Currently have a table .. and need to start adding new data columns to it.
Not every record (even going forward with new data after adding the new data columns) will have data. So I am wondering if this is more suited for a new table since it is really an extension of some of the data rows and not applicable to every row.

In other words, since there will be a lot of unused columns for those new data elements, it seems like this would be more suited for a new table ?

The first table is a record of page views (currently 2million records)

- id
- IP address
- times viewed
- created_at timestamp
- date

for every IP address, a record is made per day – and consecutive pageviews are added to the times views per day

additional field(s) would be for point of origin tracking (ie google analytics source/medium/campaign)

Not every visit will have that info.
Im would assume about 10% of the rows will have the data (as it is usually only attributed on the first visit)

The main use for the data would be to attribute where people came from. This may wind up being used more frequently (which then seems to lend itself to the single table)

Appreciate the feedback – can add more if needed

Best Answer

What you are wrestling with is vertical partitioning. This is a physical database design technique to improve performance. As with any physical database design technique, its applicability depends on the specific queries you are trying to optimize and if this technique will optimize them. From a logical standpoint, if these new fields depend upon the candidate key for your entity then they are facts about it that belong with it. First you should make sure you fully understand the functional dependence of these new fields on your candidate keys to verify they really are facts about daily page views. If they are, deciding to partition them into another table is a performance optimization that should only be done if it achieves your performance goals.

In general, vertical partitioning is useful if you will query these new columns infrequently and distinctly from the other columns in the original table. By placing those columns in another table that shares the same PK as your existing table, you can query it directly when you want those new columns and get much greater through-put as you will have many more rows per page on disk for this new table as all the columns from the original table won't be sitting on those rows. However, if you will always query these columns along with the columns in the original table then a vertical partition wouldn't make much sense as you will always have to outer join to get them. Pages from tables on disk come into the buffer pool of a DBMS independently, never pre-joined, and so that join will have to happen with every query execution even if the data is pinned in the buffer pool. In this scenario making them NULLABLE columns on the original table would enable the DBMS storage engine to store them efficiently when NULL and eliminate the need to join on retrieval.

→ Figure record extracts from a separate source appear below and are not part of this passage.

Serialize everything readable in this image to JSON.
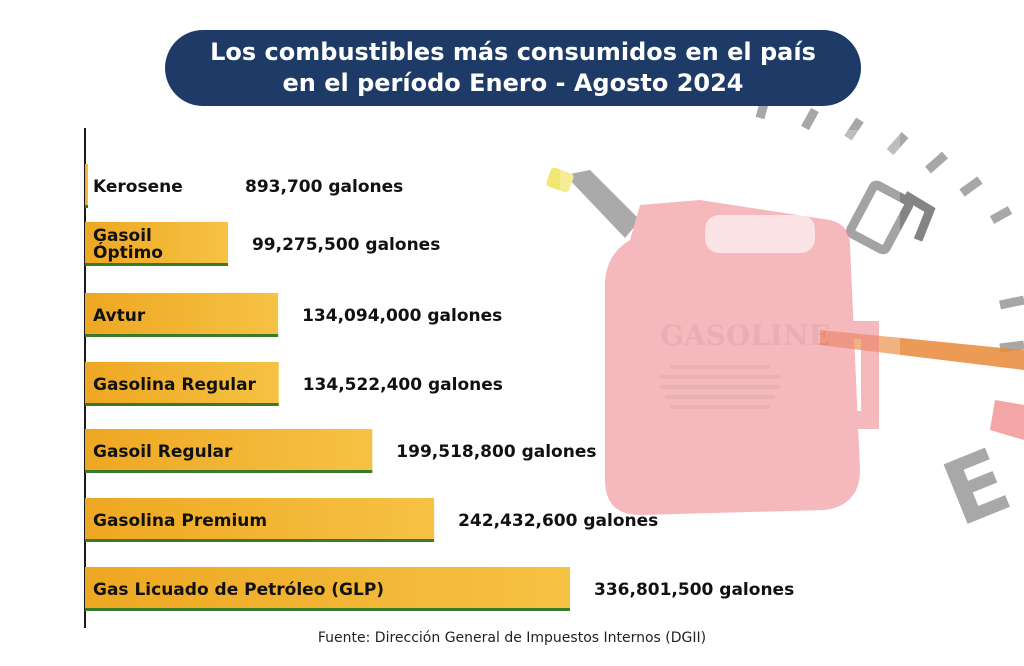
{
  "title": {
    "line1": "Los combustibles más consumidos en el país",
    "line2": "en el período Enero - Agosto 2024"
  },
  "source": "Fuente: Dirección General de Impuestos Internos (DGII)",
  "colors": {
    "title_bg": "#1d3b66",
    "bar_light": "#f6c244",
    "bar_dark": "#eea722",
    "bar_base": "#3a7a2a",
    "can": "#e8555f"
  },
  "decoration": {
    "can_text": "GASOLINE",
    "gauge_letter": "E",
    "icons": [
      "fuel-pump-icon",
      "gas-can-icon",
      "fuel-gauge-icon"
    ]
  },
  "chart_data": {
    "type": "bar",
    "orientation": "horizontal",
    "title": "Los combustibles más consumidos en el país en el período Enero - Agosto 2024",
    "unit": "galones",
    "categories": [
      "Kerosene",
      "Gasoil Óptimo",
      "Avtur",
      "Gasolina Regular",
      "Gasoil Regular",
      "Gasolina Premium",
      "Gas Licuado de Petróleo (GLP)"
    ],
    "category_lines": [
      [
        "Kerosene"
      ],
      [
        "Gasoil",
        "Óptimo"
      ],
      [
        "Avtur"
      ],
      [
        "Gasolina Regular"
      ],
      [
        "Gasoil Regular"
      ],
      [
        "Gasolina Premium"
      ],
      [
        "Gas Licuado de Petróleo (GLP)"
      ]
    ],
    "values": [
      893700,
      99275500,
      134094000,
      134522400,
      199518800,
      242432600,
      336801500
    ],
    "value_labels": [
      "893,700 galones",
      "99,275,500 galones",
      "134,094,000 galones",
      "134,522,400 galones",
      "199,518,800 galones",
      "242,432,600 galones",
      "336,801,500 galones"
    ],
    "grid": false
  }
}
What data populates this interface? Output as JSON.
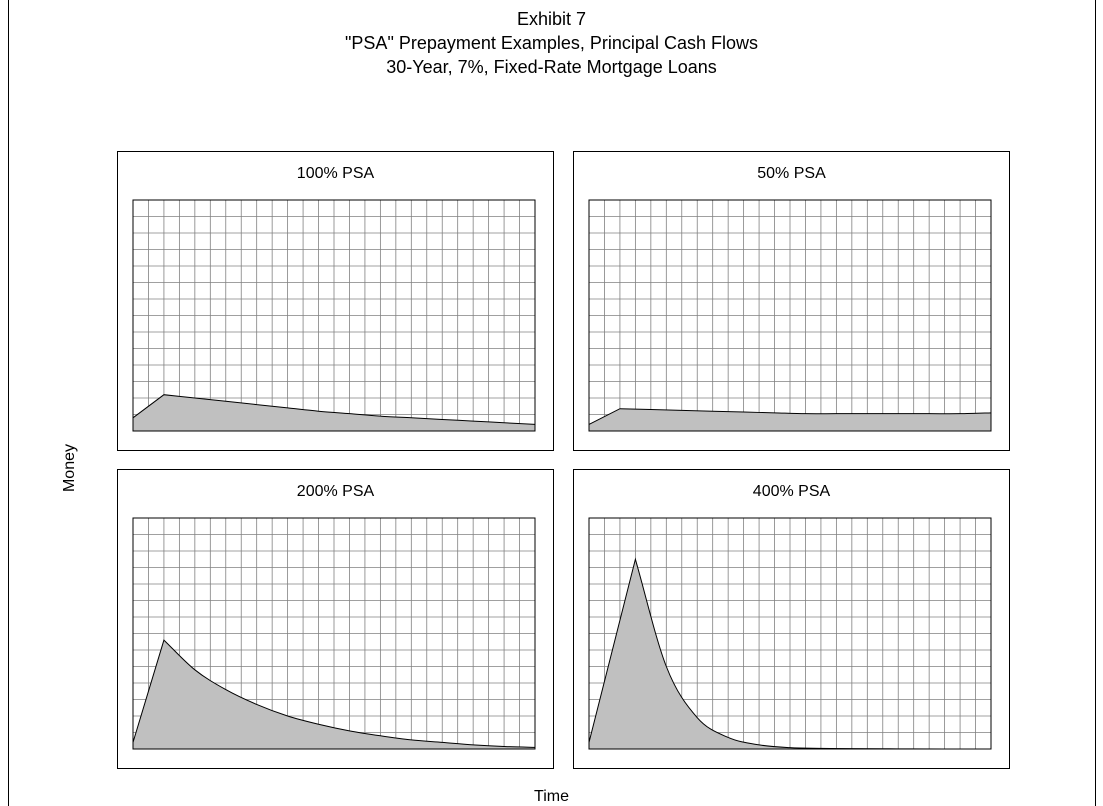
{
  "title_lines": [
    "Exhibit 7",
    "\"PSA\" Prepayment Examples, Principal Cash Flows",
    "30-Year, 7%, Fixed-Rate Mortgage Loans"
  ],
  "axis": {
    "xlabel": "Time",
    "ylabel": "Money"
  },
  "colors": {
    "fill": "#c0c0c0",
    "grid": "#808080",
    "line": "#000000"
  },
  "chart_data": [
    {
      "type": "area",
      "title": "100% PSA",
      "xlabel": "Time",
      "ylabel": "Money",
      "grid": true,
      "x": [
        0,
        2,
        4,
        6,
        8,
        10,
        12,
        14,
        16,
        18,
        20,
        22,
        24,
        26
      ],
      "values": [
        0.8,
        2.2,
        2.0,
        1.8,
        1.6,
        1.4,
        1.2,
        1.05,
        0.9,
        0.8,
        0.7,
        0.6,
        0.5,
        0.4
      ]
    },
    {
      "type": "area",
      "title": "50% PSA",
      "xlabel": "Time",
      "ylabel": "Money",
      "grid": true,
      "x": [
        0,
        2,
        4,
        6,
        8,
        10,
        12,
        14,
        16,
        18,
        20,
        22,
        24,
        26
      ],
      "values": [
        0.4,
        1.35,
        1.3,
        1.25,
        1.2,
        1.15,
        1.1,
        1.05,
        1.05,
        1.05,
        1.05,
        1.05,
        1.05,
        1.1
      ]
    },
    {
      "type": "area",
      "title": "200% PSA",
      "xlabel": "Time",
      "ylabel": "Money",
      "grid": true,
      "x": [
        0,
        2,
        4,
        6,
        8,
        10,
        12,
        14,
        16,
        18,
        20,
        22,
        24,
        26
      ],
      "values": [
        0.4,
        6.6,
        4.8,
        3.6,
        2.7,
        2.0,
        1.5,
        1.1,
        0.8,
        0.55,
        0.4,
        0.25,
        0.15,
        0.1
      ]
    },
    {
      "type": "area",
      "title": "400% PSA",
      "xlabel": "Time",
      "ylabel": "Money",
      "grid": true,
      "x": [
        0,
        3,
        5,
        7,
        9,
        11,
        13,
        15,
        17,
        20,
        23,
        26
      ],
      "values": [
        0.4,
        11.5,
        5.0,
        1.9,
        0.7,
        0.25,
        0.08,
        0.04,
        0.02,
        0.01,
        0.0,
        0.0
      ]
    }
  ]
}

It sounds to me like your use case is the latter and adding them as NULLABLE to your original table is the way to go. But as with everything else in database design, it depends, and in order to make the right decision you need to know your expected workload and what making a good choice depends on. One good example of a proper use case for vertical partitioning would be a person search panel, where your application has some very rarely populated information about a person that someone might want to search on but rarely does. If you put that information into a different table you have some good options for performance. You can write the search so that you have 2 queries - one that uses the main, always populated information to search (like last name or ssn) only, and one that outer joins the very infrequently populated information only when it is requested for search. Or you could take advantage of the DBMS optimizer if it is smart enough to recognize for a given set of host variables that the outer join is not needed and won't perform it, and thus you only have to create 1 query.

What DBMS platform are you using? The way in which the platform handles NULL column storage, optimizes your query, as well as the availability of sparse column support (SQL Server has this) will impact the decision. Ultimately I would recommend trying out both designs in a test environment with production sized data and workload and seeing which better achieves your performance objectives.